The United States Naval Air Facility (NAF), Sigonella, was established June 15, 1959; its first commanding officer was CAPT Walter J. Frazier. The facility was conceived in the early 1950s, when plans to base U.S. Navy P2V Neptunes at Hal Far, Malta began to outgrow the facility.

When there was no room for expansion at Malta, the U.S. Navy obtained NATO backing to be hosted by Sicilians. Italy made land available under a temporary agreement signed June 25, 1957. Six days later, Landing Ship Tank (LSTs) began to deliver equipment from the Malta base.

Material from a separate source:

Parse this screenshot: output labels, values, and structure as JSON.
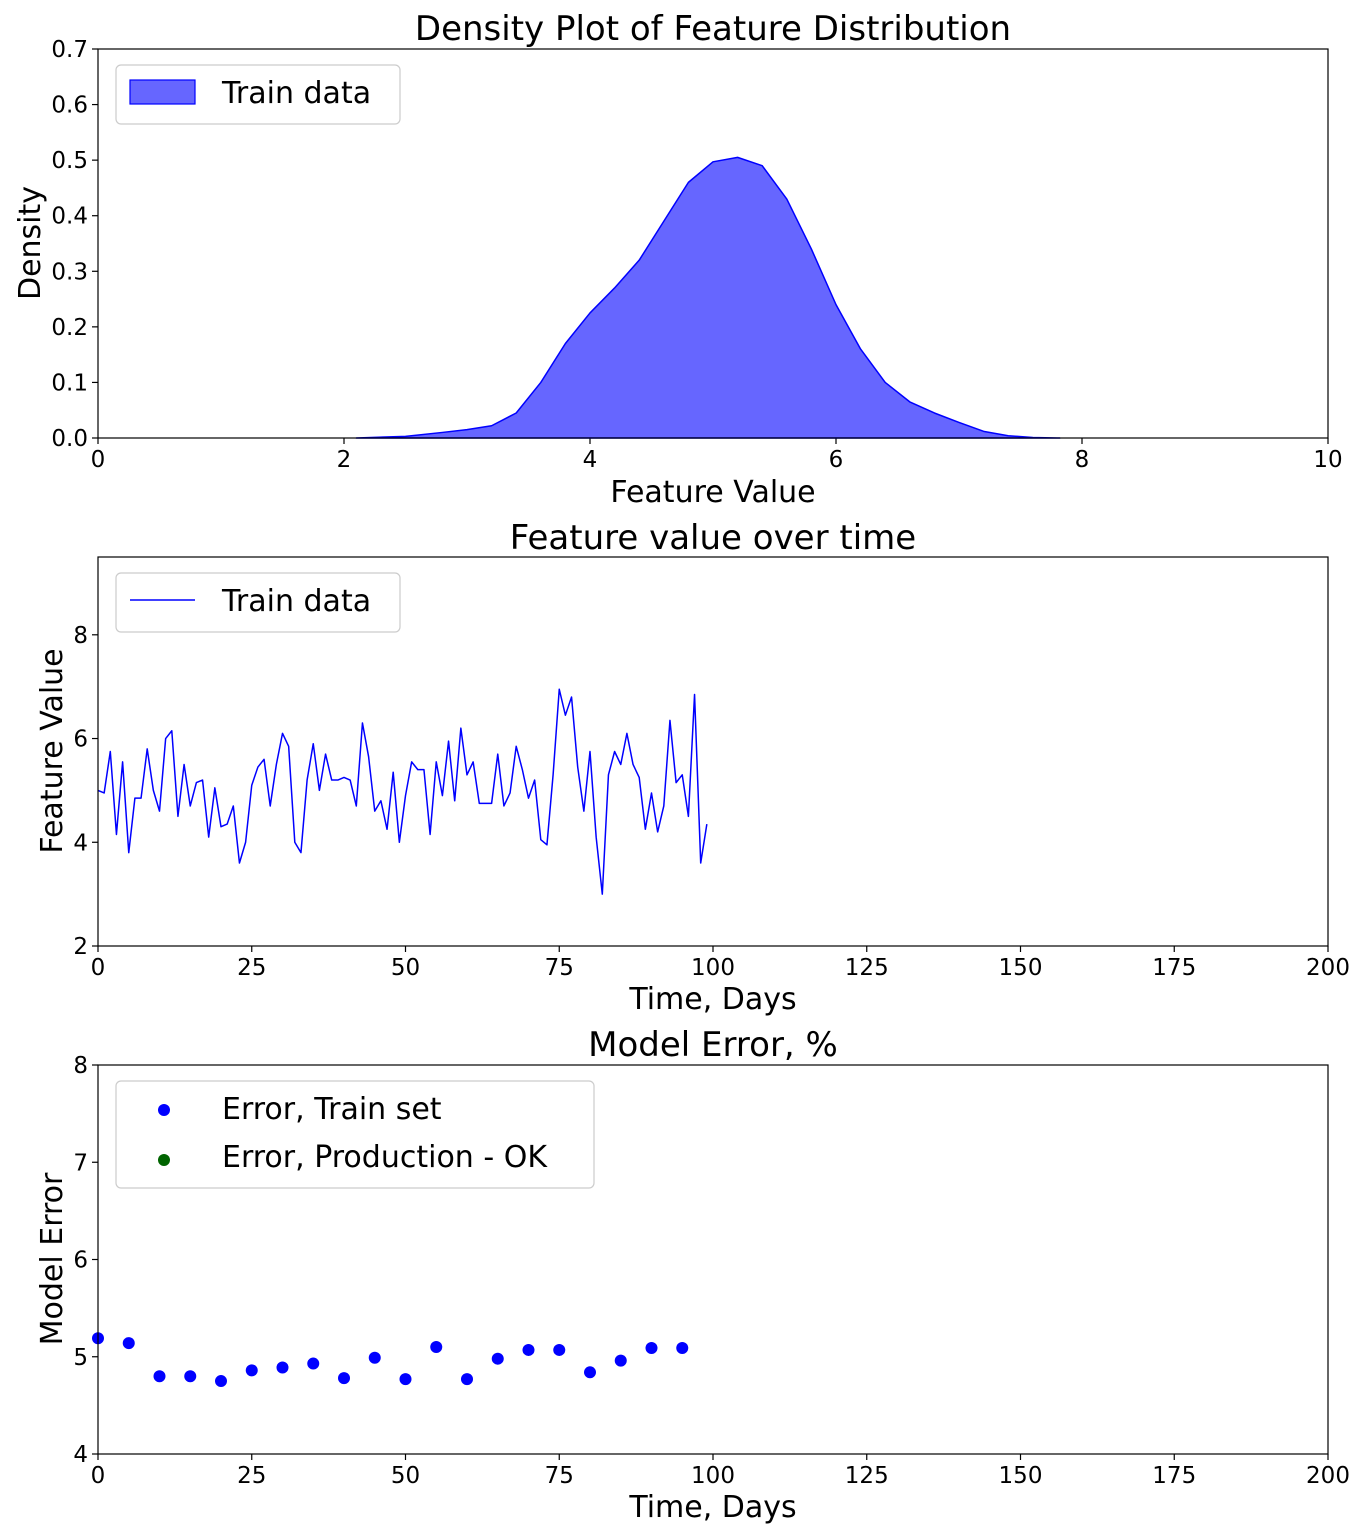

Ground was broken in September, and construction on the administrative area at NAF I was started in 1958. It was built on top of an airfield where damaged German fighters and bombers had once landed during the Second World War. The first Americans arrived for work at Sigonella in March 1959—six months before any buildings were ready—and so worked for six months in Catania at a large warehouse complex called Magazzino Generale (General Warehouse), which is opposite the cemetery on the right side of the street as one enters Catania from the base.

By the end of August 1959, the NAF II airfield was available for daylight flights under visual flight rules (VFR); 24 flights were logged by August 31.

One of Sigonella's first buildings was what is now the American Forces Network (AFN) building. In 1958, that building was Sigonella's vector (pest) control center, where rat poison was stored. The Army Corps of Engineers next used the building for their offices, later sharing it with Special Services, or what is now called Morale, Welfare and Recreation (MWR). Around 1966, AFN came to Sigonella and joined Special Services, which soon moved out, leaving the building to the broadcasters.

Sigonella's first flood occurred mid-September 1959. The Dittaino Bridge between NAF I and NAF II was under six feet of water on September 20 and all traffic had to go through Catania. Power outages accompanied the floods.

In the 1980s, Naval Air Facility Sigonella was redesignated as a Naval Air Station.

On the night of 10 October 1985, there were tense hours on NAS II when the Italian Carabinieri, Italian Air Force, and the American Navy SEALs came close to firing upon one another following the interception by Navy F-14 Tomcat fighters of an Egyptian Boeing 737 airliner carrying the hijackers of the Italian cruise ship, the Achille Lauro, which had been commandeered by members of the PLO on 7 October. The hijackers had killed a Jewish-American citizen Leon Klinghoffer. The F-14s instructed the Egyptian plane to land at Sigonella where the Americans had planned to take the hijackers into custody. The Italian Prime Minister Bettino Craxi instead claimed the hijackers were under Italian jurisdiction. The Italian authorities therefore refused to allow the SEALs to board the plane, threatening to open fire on the Americans had they made an attempt to do so. This move was supposedly dictated both by security concerns about terrorists targeting Italy if the United States had had it their way, and by the Italian tradition of diplomacy with the Arab world. The ensuing stand-off lasted throughout the night, until President Ronald Reagan gave the orders for the Americans to stand down.

In late 1985, work crews belonging to NMCB 133 were repairing and installing sidewalks in the housing area at NAS I when they uncovered a small stockpile of Luftwaffe antiaircraft ammunition. The stockpile had apparently belonged to an antiaircraft position that had been buried during raids in the Allied invasion of 1943.

On April 1, 2004, the Defense Logistics Agency (DLA) opened Defense Depot Sigonella Italy on NAS II to serve as a supply base for the Mediterranean. DLA also provides fuel and property disposal from NAS II.

Sigonella suffered its second major flood mid December 2005. Over 400 service members and family evacuated. In 2006, a newly installed protective berm prevented a nearly second consecutive year of flooding.